My past: reminiscences of the courts of Austria and Bavaria; together with the true story of the events leading up to the tragic death of Rudolph, crown prince of Austria

A weathered biography over 100 years old provides detail about Marie’s life as a Baroness and Countess in the heyday of Austrian royalty. Most of the beginning details her devotion to her aunt, the Empress, who pulls her into court society (and gets her to marry a cardboard shrub of a man, George Larisch, so that Marie can spend time with the Empress, but George has other ideas). She frequently travels to Vienna for shopping expeditions and continues to spend time with her powerful aunt until she is pulled into the Crown Prince’s love affair with Baroness Mary Vetsera. The ultimate end of the affair is murder/suicide, known as the Mayerling Incident, leaving the Crown Prince dead and the crown’s heir falling to the infamous Franz Ferdinand whose assassination was the first domino in setting off WWI. Some interesting bits about court life and the Empress’s obsession with maintaining a youthful figure, by wrapping wet towels around her waist while she slept, poultices of strawberries while in season, wearing a night mask lined with raw veal, taking baths in olive oil and drinking horrible concoctions of egg whites mixed with salt. Her shampoo (once a month) was raw eggs and brandy, rinsed with disinfectant.

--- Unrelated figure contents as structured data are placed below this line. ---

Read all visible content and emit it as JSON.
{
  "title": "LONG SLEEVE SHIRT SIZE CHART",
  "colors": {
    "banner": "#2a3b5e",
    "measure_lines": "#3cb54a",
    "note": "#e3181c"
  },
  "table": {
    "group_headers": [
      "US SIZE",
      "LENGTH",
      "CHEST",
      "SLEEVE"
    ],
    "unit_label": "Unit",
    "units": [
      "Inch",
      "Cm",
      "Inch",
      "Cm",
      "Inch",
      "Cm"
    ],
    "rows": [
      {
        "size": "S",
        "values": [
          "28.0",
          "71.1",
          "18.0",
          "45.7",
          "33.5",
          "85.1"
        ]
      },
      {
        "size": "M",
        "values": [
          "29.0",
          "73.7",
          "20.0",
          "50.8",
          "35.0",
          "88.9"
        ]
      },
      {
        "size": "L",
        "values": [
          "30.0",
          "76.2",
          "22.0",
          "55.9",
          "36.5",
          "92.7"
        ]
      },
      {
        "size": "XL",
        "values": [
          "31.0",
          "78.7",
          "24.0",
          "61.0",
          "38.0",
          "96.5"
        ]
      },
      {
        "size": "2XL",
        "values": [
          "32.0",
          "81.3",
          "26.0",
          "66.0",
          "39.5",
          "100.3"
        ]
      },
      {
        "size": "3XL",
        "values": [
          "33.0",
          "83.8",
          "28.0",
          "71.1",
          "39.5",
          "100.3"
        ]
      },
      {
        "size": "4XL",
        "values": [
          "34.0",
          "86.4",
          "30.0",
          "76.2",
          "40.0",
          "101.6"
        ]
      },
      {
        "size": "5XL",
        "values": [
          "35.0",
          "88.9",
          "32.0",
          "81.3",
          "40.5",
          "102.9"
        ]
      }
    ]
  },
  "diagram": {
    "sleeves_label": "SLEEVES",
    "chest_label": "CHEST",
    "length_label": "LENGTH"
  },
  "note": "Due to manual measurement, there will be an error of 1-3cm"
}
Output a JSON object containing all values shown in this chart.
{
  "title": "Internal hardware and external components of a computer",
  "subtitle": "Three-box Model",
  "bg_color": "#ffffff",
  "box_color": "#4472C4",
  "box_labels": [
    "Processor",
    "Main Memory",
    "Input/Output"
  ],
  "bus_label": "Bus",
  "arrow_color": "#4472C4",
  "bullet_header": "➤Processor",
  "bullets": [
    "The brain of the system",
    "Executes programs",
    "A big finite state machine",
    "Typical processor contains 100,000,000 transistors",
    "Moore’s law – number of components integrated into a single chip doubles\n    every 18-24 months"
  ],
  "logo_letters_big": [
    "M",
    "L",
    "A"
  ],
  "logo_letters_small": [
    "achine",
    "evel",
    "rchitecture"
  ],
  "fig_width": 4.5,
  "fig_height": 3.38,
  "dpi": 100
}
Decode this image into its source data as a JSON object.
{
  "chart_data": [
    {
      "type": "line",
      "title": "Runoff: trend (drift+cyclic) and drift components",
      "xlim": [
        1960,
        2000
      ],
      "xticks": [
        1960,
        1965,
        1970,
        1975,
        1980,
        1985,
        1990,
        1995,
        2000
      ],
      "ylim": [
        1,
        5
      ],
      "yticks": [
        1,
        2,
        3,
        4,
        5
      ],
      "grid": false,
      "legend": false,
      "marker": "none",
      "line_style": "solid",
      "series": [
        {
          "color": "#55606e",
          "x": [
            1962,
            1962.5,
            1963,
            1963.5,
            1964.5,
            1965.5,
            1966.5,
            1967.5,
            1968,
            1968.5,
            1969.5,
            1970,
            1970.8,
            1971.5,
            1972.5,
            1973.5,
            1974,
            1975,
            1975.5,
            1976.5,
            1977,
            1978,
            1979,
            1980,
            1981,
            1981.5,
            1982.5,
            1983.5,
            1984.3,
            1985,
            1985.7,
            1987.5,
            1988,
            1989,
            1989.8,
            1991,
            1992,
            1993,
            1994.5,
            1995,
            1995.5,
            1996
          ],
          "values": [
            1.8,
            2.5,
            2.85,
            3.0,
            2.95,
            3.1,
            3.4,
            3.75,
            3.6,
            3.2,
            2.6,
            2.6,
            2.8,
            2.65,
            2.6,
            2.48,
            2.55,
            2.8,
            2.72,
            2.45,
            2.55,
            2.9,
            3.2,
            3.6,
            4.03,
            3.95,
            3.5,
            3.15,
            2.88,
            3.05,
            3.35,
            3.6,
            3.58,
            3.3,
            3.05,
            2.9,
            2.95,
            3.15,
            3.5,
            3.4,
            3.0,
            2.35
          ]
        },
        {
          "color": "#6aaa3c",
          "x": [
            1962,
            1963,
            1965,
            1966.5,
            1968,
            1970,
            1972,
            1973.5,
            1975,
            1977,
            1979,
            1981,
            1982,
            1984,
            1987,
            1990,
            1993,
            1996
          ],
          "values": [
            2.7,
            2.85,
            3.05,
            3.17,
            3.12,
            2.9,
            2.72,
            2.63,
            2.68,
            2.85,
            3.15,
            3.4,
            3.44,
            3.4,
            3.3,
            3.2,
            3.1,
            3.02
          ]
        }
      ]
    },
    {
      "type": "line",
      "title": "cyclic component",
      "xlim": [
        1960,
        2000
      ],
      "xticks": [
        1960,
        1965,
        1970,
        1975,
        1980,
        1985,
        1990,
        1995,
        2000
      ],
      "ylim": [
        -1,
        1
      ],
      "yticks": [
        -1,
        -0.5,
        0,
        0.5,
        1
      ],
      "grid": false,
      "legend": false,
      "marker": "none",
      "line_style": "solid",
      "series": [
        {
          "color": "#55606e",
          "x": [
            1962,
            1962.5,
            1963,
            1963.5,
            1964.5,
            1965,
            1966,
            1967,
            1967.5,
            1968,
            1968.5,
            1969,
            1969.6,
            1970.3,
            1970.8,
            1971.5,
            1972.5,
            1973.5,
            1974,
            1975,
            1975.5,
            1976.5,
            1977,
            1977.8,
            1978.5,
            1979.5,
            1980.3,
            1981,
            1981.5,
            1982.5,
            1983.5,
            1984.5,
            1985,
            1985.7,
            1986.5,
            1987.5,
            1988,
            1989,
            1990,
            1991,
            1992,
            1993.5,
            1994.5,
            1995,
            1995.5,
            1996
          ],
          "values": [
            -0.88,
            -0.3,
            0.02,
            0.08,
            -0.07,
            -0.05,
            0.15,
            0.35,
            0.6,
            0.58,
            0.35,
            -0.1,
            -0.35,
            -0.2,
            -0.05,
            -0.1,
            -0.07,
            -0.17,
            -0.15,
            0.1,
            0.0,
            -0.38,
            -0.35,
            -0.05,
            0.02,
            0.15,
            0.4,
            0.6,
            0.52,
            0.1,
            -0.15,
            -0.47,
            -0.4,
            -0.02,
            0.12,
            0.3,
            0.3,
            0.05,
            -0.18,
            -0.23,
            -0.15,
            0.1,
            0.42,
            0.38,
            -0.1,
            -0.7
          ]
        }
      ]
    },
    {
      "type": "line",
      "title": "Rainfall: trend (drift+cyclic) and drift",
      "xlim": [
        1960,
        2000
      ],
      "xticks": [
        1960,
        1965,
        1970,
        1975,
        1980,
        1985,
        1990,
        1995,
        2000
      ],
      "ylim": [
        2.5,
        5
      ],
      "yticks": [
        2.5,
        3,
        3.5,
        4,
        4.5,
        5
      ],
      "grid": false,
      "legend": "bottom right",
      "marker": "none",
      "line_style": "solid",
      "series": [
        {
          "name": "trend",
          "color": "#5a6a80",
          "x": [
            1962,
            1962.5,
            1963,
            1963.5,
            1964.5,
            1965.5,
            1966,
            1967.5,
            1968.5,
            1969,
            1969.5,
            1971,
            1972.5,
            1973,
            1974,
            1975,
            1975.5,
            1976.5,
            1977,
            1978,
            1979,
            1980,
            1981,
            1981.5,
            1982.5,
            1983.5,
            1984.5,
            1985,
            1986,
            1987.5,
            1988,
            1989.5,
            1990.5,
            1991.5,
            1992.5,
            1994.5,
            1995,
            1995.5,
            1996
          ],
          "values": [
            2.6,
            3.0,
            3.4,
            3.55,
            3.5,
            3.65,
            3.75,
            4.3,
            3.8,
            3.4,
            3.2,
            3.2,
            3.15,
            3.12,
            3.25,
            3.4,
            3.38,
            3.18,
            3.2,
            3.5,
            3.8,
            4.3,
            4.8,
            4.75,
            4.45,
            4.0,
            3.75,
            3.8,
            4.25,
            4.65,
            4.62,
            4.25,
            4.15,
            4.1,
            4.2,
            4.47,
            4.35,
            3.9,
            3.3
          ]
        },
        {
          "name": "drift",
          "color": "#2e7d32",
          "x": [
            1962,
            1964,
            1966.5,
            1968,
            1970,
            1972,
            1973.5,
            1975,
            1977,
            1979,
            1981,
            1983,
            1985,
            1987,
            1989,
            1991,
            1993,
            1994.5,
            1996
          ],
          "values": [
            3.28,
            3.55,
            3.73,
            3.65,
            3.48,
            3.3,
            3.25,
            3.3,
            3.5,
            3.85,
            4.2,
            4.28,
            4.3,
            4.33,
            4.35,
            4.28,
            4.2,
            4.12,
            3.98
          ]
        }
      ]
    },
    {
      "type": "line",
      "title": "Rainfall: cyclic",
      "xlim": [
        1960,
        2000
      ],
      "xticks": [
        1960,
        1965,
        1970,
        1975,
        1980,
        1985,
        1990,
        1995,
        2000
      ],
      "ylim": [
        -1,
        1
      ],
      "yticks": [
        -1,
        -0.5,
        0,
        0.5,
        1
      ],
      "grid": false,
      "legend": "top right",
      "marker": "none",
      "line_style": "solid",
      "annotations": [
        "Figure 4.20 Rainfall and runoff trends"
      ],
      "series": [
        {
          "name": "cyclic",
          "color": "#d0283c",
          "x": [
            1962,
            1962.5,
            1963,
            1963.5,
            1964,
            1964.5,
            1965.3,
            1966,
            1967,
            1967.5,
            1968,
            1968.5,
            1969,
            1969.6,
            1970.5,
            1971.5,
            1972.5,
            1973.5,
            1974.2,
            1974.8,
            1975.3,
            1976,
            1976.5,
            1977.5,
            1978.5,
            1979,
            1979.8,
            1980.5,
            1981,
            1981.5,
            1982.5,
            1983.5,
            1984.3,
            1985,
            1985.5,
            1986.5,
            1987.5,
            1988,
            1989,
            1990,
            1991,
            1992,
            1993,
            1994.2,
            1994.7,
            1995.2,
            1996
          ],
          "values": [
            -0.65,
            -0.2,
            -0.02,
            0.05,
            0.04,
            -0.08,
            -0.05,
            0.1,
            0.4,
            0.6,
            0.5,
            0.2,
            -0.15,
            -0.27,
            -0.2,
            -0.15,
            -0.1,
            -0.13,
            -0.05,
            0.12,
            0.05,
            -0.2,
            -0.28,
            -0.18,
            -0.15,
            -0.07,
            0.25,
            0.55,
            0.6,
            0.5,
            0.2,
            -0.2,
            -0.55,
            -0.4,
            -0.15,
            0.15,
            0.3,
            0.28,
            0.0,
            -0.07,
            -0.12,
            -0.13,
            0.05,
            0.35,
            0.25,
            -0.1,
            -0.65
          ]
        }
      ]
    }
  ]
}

I was turned onto this book from the footnotes of reading that exhausting tome, The Waste Land. Apparently Eliot knew the Countess, and she is the Marie, Marie of the poem. Footnote 4 for Burial of the Dead, Bin gar. . . “I’m not Russian at all, I come from Lithuania, pure German” mentions that this episode derives from Eliot’s acquaintance with the Countess. “The countess believed in fortune-telling by cards. She was murdered at Lake Leman (see line 182).” – INCORRECT. Line 182 “By the waters of Leman I sat down and wept… ” is a riff on Psalms 137 “By the waters of Babylon there we sat down and wept”. Despite the note, I find no corroboration that she was murdered. Her Wikipedia entry notes this source as saying she died in poverty in 1940. Her own memoirs note a few significant drownings, that of the woman who waits for her son to come home after drowning seven years ago and that of King Ludwig II (who Marie claims is holding his doctor underwater for another murder-suicide). Lac Leman (known to us as Lake Geneva) was where Eliot was hanging out and writing the poem.